· learning books

Books: Know why you're reading it

Something which I frequently forget while reading books is that it’s actually quite useful to know exactly why you’re reading it i.e. what knowledge are you trying to gain by doing so.

I noticed this again recently while reading The Agile Samurai - it’s one of the books we ask ThoughtWorks University participants to read before they come to India.

Implicitly I knew that I just wanted to get a rough idea of what sort of things it’s telling people but I somewhat foolishly just started reading it cover to cover.

I only realised that I’d been doing this when I’d got a third of the way through and realised that I hadn’t really learnt that much since the book effectively describes the way that ThoughtWorks delivers projects.
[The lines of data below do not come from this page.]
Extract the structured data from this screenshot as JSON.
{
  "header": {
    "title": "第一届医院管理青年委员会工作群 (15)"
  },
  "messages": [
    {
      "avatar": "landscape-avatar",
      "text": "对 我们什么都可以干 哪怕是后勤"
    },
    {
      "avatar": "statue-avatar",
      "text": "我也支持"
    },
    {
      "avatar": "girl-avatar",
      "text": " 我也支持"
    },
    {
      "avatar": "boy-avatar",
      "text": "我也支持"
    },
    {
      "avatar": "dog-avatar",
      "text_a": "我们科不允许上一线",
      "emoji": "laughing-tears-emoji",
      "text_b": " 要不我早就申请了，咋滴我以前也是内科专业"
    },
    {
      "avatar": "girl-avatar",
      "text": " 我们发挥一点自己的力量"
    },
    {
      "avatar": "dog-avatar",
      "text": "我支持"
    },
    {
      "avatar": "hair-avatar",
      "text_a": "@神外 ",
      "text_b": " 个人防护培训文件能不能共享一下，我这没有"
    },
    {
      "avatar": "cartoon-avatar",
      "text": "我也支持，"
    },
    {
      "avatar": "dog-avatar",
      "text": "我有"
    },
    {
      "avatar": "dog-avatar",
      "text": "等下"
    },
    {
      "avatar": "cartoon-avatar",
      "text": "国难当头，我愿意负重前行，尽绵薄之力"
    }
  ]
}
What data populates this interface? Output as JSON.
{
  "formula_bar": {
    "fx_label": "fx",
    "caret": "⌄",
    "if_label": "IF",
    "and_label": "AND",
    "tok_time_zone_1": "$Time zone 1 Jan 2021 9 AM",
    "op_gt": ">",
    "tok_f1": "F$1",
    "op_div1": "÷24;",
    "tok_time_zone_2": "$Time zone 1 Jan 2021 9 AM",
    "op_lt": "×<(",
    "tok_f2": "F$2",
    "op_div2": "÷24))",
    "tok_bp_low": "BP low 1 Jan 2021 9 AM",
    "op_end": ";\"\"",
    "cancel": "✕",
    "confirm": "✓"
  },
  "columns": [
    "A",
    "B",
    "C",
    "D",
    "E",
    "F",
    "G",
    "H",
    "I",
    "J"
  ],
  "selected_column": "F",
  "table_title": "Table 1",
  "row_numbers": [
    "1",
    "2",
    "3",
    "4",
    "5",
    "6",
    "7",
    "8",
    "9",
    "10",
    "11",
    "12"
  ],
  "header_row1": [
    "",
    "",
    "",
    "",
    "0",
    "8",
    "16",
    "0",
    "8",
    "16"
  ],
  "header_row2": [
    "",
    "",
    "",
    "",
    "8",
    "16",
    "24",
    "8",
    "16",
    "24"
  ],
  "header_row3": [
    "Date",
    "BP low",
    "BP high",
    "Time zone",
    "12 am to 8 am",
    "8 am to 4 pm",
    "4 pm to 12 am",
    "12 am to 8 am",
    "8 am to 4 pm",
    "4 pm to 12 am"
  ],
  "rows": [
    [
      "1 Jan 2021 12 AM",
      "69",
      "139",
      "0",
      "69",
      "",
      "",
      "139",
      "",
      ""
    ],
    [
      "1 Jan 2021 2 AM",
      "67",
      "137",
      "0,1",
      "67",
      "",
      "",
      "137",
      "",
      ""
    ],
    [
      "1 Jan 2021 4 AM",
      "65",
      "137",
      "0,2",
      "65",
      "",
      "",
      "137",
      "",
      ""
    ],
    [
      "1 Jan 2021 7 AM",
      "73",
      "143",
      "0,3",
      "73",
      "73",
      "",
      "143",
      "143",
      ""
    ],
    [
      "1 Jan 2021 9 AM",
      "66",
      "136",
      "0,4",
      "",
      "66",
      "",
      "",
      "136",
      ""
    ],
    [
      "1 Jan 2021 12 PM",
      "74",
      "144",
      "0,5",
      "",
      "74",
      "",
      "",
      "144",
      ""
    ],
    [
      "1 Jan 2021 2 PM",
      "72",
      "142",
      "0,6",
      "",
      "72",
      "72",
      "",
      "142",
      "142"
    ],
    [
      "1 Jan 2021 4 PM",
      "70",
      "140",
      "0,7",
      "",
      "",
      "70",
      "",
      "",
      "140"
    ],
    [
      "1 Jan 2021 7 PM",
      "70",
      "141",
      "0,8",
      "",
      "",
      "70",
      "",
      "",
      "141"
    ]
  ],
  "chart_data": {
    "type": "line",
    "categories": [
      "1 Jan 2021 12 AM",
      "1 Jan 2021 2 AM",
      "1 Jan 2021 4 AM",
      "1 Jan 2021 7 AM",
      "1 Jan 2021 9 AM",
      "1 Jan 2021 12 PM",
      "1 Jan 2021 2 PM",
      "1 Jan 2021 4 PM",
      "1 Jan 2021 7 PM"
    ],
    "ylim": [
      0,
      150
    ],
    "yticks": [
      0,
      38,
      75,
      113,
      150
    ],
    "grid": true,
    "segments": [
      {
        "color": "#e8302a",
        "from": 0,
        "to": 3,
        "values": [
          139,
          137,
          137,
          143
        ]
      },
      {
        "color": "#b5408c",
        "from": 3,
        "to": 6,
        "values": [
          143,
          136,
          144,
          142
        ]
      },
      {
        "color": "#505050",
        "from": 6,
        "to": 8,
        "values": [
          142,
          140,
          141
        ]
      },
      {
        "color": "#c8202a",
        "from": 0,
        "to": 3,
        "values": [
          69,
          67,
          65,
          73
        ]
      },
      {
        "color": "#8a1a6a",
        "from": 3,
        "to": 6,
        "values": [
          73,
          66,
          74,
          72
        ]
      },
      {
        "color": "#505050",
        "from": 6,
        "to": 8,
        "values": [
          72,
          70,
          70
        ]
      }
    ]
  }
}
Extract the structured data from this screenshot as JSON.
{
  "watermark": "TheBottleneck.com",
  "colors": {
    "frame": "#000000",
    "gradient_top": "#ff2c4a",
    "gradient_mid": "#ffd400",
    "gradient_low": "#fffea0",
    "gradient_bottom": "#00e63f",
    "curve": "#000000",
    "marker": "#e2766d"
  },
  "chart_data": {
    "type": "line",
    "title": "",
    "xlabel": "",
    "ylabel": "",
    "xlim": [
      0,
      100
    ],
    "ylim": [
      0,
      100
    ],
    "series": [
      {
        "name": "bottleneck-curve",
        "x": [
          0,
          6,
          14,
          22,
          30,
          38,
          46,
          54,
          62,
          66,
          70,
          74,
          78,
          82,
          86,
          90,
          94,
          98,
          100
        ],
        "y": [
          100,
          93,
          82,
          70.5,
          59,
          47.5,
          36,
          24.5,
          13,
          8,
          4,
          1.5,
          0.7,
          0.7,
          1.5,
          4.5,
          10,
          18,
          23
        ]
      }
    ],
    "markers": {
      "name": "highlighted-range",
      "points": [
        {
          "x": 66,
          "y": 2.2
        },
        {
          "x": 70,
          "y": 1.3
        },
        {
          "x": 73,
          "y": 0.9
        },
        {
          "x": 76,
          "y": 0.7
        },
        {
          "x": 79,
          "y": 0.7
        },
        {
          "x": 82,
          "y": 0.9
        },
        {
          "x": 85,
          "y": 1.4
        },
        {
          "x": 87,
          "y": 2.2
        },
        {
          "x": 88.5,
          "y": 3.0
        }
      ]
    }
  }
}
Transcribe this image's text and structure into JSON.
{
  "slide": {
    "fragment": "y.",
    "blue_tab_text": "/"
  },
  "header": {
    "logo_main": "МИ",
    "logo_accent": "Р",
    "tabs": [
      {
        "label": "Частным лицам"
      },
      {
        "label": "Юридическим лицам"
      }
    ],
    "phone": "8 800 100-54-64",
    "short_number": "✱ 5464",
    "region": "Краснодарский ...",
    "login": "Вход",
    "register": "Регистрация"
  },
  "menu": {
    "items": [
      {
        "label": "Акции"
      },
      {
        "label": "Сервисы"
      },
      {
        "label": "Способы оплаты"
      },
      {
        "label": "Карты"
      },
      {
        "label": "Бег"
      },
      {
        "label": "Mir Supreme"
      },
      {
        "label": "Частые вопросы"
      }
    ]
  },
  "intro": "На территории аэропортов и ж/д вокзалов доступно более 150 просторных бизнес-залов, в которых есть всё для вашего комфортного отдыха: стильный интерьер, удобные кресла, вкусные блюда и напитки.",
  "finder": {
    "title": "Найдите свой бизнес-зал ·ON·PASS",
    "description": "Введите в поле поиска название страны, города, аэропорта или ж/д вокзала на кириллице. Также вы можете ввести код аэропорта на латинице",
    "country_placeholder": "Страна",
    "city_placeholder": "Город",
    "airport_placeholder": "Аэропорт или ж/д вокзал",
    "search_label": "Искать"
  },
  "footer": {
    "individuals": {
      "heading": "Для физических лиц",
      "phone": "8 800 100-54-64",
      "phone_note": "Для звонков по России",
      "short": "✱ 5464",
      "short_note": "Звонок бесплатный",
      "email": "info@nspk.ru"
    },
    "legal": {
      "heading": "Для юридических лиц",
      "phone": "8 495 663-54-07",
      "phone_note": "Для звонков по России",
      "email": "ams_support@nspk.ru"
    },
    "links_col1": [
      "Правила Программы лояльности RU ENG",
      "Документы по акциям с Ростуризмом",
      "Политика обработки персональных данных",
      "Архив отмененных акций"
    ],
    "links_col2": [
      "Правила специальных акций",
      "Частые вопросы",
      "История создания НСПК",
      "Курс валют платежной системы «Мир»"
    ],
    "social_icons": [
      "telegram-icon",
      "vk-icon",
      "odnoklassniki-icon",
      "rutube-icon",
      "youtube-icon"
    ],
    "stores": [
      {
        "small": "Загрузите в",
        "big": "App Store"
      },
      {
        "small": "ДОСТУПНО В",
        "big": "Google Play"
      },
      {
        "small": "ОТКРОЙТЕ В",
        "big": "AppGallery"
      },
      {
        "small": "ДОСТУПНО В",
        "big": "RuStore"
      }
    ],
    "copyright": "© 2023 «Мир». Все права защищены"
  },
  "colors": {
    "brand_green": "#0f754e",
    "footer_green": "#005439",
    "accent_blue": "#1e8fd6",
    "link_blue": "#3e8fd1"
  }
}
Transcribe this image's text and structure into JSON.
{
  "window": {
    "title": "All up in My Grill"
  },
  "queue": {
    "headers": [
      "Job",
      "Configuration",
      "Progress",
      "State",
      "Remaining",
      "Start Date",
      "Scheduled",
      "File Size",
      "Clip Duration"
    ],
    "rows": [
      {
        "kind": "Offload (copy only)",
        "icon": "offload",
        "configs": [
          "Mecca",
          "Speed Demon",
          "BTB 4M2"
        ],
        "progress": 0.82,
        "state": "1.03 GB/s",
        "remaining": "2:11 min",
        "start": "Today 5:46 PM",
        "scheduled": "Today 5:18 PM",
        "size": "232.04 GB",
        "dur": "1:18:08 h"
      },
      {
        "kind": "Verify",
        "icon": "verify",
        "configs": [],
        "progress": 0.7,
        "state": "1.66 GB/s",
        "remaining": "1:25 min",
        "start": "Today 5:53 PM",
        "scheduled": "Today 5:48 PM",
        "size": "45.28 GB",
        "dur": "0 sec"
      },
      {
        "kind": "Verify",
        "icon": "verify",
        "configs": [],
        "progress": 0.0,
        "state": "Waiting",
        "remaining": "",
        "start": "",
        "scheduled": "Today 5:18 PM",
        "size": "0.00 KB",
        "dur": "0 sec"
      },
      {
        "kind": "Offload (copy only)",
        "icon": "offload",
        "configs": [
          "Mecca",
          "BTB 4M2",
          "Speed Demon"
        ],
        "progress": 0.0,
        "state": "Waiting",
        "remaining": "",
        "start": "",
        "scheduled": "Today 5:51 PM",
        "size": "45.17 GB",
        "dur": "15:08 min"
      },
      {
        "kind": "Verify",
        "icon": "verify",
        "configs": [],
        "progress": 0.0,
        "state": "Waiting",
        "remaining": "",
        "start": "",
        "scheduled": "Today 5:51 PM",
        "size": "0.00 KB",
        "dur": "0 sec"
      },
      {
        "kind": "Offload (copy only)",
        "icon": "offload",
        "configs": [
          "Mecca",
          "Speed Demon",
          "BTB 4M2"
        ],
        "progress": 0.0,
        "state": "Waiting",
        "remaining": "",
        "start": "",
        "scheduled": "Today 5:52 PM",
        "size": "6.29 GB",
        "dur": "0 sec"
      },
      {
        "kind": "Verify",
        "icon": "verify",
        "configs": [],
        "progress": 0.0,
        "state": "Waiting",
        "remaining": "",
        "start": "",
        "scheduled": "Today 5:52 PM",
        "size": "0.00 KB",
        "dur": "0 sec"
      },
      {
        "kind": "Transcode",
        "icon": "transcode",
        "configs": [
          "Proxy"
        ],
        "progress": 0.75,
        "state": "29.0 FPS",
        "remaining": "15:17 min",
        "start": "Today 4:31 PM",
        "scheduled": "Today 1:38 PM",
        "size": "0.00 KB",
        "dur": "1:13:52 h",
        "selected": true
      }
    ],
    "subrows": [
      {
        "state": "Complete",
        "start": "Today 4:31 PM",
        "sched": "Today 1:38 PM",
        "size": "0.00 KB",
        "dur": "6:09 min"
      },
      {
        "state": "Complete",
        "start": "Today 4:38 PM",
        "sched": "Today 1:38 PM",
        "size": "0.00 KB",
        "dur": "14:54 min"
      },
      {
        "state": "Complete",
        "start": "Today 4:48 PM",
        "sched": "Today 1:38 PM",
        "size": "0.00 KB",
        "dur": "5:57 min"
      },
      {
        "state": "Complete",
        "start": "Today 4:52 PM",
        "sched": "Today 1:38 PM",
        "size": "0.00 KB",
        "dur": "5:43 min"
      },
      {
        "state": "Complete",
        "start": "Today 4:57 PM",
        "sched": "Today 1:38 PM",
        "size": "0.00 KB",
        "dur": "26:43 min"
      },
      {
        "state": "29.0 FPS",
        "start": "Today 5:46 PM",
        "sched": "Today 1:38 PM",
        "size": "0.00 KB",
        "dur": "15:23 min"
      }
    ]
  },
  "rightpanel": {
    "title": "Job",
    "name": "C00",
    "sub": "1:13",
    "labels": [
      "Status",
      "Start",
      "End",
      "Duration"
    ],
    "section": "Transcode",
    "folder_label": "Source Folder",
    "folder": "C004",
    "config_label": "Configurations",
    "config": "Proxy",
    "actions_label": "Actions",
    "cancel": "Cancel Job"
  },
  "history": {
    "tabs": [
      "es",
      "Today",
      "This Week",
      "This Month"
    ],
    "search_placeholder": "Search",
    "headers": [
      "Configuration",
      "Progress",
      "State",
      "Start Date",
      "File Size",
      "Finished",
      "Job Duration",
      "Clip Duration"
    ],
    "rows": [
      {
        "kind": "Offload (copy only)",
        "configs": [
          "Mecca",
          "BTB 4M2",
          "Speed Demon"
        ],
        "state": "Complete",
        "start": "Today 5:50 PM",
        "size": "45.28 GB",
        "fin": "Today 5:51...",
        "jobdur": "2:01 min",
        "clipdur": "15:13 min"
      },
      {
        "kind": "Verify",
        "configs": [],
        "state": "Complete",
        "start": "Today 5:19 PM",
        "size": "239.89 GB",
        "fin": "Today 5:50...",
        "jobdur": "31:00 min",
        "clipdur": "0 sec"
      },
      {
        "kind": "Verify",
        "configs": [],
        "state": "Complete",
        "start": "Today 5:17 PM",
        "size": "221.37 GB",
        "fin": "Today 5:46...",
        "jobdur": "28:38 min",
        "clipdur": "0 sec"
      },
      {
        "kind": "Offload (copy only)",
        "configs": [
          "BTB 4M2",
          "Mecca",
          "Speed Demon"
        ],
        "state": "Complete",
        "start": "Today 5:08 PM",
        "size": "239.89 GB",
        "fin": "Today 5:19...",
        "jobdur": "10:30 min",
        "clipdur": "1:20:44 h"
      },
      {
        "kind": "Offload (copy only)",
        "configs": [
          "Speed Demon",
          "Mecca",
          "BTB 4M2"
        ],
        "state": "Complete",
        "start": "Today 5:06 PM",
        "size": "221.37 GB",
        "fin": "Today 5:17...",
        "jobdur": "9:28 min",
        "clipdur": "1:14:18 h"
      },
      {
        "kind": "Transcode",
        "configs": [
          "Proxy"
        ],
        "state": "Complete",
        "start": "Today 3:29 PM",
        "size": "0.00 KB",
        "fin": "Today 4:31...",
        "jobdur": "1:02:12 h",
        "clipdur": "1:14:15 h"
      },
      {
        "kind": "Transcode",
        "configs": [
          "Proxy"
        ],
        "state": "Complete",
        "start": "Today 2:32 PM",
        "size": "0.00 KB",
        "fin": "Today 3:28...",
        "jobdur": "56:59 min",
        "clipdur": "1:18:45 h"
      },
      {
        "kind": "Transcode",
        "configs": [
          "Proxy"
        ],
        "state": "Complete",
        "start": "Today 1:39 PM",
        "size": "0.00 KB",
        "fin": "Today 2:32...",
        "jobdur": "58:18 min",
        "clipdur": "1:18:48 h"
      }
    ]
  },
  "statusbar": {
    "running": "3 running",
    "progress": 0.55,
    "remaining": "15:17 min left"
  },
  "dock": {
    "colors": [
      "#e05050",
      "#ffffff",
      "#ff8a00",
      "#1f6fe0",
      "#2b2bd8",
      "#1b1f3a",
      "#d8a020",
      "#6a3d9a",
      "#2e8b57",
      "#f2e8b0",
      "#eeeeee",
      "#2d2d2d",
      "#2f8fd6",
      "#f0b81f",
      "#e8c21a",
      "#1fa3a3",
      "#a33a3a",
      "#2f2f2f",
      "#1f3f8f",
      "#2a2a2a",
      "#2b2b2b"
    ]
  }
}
In Pragmatic Learning and Thinking Andy Hunt suggests the SQ3R reading comprehension method which I always forget about!

I don’t think it always needs to be quite as organised as this but I’ve certainly found it useful to scan the chapter headings and see which ones interest me and then skip the ones which don’t seem worth reading.

When reading The Art of Unix Programming I felt that I was learning a lot of different things for the first ten chapters or so but then it started to get quite boring for me so I skimmed the rest of the book and ended up reading just half of the chapters completely.

The amusing thing for me is that I knew about this technique a couple of years ago but I still don’t use it which I think that comes down to having a bit of a psychological thing about needing to finish books.

At the moment I have around 15 books which I’ve partially read and at the back of my mind I know that I want to go and read the rest of them even though there will undoubtably be varying returns from doing that!